My father was a medical oncologist and my mother was a nurse, so I grew up with “medical speak” over the dinner table – it became second nature to me. After graduating from medicine in Sydney, I moved to Berlin and began a PhD in ophthalmology. I examined the immune mechanisms involved in corneal rejection, which meant performing corneal transplants in rats followed by histological and immunohistological examination of their eyes. And that’s how I rediscovered my enthusiasm for the morphological understanding of disease mechanisms.
After completing my PhD, I did a three-month elective with William Lee in Glasgow – a period during which I finally made the decision to specialize in histopathology. I then spent seven years training in general pathology with Harald Stein at the Charité Benjamin Franklin – at that time a referral center for lymphomas, head and neck surgery and ophthalmic tumors – and emerged with a number of pathology subspecialties under my belt.
I’ve not encountered what I would consider true adversity, but I have experienced a number of challenges along the way. Learning German in my mid-twenties to a sufficient standard to work as a pathologist, write complicated medical reports, and teach students was particularly demanding. To complicate things further, human anatomy in the German medical system is still described in Latin, so I had to learn that as well!
The most dramatic (and literal) bump in the road was my pregnancy with triplets near the end of my pathology training. Unfortunately, my contract was due to end during my maternity leave, and there was a strong prevailing opinion that I was unlikely to return to work – so there was considerable doubt that I would have a job to return to at all! Luckily, I was able to organize a phased return to work. I completed my training two years after the children’s birth (despite the complication of HELLP syndrome, which put us all in intensive care for a few weeks!) and then submitted my Associate Professor thesis, becoming the first female “Privat Dozent” from the Stein lab.
As an ophthalmic pathologist concentrating on ocular oncology, I interact closely with clinical teams. Ophthalmological diagnoses are very reliant on morphology and images. The beauty of the eye – and the surrounding structures – is the ability to see many pathologies in situ in the patient, which can allow for easier interpretation of the samples. That being said, many cases are difficult because the samples are tiny! For example, intraocular biopsies of the choroid or vitreous can be very demanding; one is expected to squeeze out as much information as possible: morphology, immunophenotype, and genotype.
My favorite aspect of the work is making a difficult diagnosis in a timely manner to improve a patient’s outcome. The typical scenario would be a vitreous biopsy for suspected vitreoretinal lymphoma. These are notorious for the fragility of the tumor cells and the relatively high rate of non-diagnostic samples. By working closely with the vitreoretinal surgeons, we have been able to make recommendations with respect to how the sample is taken, transported, and processed in the lab to improve the diagnostic yield. And that is essential because vitreoretinal lymphomas are high-grade tumors where diagnostic delays must be avoided.

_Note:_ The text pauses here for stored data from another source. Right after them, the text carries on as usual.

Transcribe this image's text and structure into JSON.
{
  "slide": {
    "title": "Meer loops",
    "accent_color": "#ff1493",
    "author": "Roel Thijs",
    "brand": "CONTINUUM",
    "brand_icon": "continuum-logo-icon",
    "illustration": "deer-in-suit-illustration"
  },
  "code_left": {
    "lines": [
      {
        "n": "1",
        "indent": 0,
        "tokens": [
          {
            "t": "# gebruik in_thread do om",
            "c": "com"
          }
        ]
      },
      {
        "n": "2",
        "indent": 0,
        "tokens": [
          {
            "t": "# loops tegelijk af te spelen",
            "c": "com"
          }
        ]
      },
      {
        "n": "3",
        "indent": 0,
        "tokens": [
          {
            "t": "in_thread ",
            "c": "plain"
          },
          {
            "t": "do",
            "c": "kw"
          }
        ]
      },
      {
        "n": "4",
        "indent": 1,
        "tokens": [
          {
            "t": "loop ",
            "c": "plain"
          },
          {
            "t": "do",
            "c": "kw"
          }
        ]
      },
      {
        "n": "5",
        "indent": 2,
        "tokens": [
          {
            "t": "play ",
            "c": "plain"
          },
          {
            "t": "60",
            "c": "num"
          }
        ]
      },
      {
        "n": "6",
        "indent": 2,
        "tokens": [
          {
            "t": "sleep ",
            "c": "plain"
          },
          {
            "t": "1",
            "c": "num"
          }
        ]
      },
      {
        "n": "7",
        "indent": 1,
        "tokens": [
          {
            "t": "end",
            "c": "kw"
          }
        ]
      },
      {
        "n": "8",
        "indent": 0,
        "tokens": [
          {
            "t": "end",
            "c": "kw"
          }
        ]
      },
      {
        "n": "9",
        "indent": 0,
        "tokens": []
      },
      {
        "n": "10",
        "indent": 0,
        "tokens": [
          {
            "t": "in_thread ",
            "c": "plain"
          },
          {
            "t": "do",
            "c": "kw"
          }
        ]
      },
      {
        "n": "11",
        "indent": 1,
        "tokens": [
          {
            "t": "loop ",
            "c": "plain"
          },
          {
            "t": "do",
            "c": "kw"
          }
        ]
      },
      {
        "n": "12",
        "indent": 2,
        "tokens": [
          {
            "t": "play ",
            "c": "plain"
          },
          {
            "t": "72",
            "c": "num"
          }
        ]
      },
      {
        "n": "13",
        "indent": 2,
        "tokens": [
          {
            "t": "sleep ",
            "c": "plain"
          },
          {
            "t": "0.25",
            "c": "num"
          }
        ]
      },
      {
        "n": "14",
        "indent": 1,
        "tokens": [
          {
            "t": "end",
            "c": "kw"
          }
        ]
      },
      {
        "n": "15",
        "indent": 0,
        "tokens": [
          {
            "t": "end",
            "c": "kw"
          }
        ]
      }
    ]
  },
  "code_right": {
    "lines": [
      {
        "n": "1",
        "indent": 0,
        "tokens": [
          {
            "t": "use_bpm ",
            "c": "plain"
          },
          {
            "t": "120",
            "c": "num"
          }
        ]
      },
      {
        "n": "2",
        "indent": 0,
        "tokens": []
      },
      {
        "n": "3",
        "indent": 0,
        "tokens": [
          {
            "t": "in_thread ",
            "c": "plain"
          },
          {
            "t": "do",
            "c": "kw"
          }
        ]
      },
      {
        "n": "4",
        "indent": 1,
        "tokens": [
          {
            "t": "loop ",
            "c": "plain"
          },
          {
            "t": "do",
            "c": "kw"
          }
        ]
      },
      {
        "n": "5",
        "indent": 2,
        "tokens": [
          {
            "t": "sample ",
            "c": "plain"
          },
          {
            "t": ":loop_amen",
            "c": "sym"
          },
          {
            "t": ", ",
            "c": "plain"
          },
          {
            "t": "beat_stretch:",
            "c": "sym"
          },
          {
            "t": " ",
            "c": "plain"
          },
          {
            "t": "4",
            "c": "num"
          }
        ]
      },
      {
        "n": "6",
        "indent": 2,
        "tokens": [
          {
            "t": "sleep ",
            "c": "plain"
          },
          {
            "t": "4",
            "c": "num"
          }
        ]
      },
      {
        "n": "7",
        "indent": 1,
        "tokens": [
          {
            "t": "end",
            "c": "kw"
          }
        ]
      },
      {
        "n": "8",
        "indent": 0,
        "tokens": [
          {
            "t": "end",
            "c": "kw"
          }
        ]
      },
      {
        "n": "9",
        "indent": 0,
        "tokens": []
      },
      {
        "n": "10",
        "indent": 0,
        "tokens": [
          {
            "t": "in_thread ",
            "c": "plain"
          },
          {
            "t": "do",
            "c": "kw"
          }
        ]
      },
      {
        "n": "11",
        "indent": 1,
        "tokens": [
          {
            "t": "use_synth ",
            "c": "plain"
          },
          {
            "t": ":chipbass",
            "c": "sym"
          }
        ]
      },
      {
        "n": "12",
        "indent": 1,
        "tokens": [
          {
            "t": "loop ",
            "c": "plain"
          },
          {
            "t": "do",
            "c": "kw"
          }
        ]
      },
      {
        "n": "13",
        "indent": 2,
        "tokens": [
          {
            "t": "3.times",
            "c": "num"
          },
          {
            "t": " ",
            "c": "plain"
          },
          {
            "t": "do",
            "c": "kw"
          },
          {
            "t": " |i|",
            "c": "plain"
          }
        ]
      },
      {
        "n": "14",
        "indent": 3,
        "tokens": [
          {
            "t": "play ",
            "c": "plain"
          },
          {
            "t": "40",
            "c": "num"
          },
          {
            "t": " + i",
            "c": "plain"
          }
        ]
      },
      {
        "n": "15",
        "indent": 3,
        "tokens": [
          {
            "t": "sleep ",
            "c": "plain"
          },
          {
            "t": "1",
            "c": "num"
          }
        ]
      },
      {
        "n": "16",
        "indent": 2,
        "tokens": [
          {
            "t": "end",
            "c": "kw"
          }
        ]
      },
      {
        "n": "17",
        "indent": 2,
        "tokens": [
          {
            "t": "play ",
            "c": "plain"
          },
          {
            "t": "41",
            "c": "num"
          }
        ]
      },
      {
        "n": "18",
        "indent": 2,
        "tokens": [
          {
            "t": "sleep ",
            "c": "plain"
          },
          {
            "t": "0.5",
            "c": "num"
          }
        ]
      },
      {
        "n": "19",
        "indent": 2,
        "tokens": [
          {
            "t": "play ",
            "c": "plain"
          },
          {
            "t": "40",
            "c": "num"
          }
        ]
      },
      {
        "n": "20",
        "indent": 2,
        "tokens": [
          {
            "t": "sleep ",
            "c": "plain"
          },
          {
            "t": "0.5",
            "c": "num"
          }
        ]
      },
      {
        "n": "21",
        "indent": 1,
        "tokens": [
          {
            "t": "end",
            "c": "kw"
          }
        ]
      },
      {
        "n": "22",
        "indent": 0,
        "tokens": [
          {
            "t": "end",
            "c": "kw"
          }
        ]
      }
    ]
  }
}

My training in hematopathology has meant that I have always incorporated molecular pathology into my diagnoses. I co-founded our Hemato-Oncology Diagnostics Service (HODS) here in Liverpool, and also established the Royal Liverpool University Hospital’s molecular pathology laboratory. I no longer lead HODS or the lab, but am actively involved in national molecular pathology initiatives.
Molecular pathology is a broad and rapidly developing field; it is not essential in all cases, but is often integral for diagnostic, predictive or prognostic purposes. The new generation of pathologists must be trained in the available tests, as well as the strengths and weaknesses of the differing molecular pathology platforms and how to integrate and interpret the results. Unfortunately, parts of the UK are really behind the curve in this area. Molecular pathology is not the future; it is already here and should be widely available.
I was taught that the pillars in the understanding of medicine are the “three Ps”: pathology, physiology and pharmacology. If we are to make progress in the understanding of the pathogenesis, prevention and treatment of disease, we have to invest in these cornerstones of scientific medicine. Academic pathology is one of the most fragile subspecialties in medicine at present, and we have to increase awareness of its importance and create initiatives to make it attractive and prevent its complete disappearance.
Pick your battles. Don’t waste time on things that take you away from science. And don’t spend too much time writing long emails!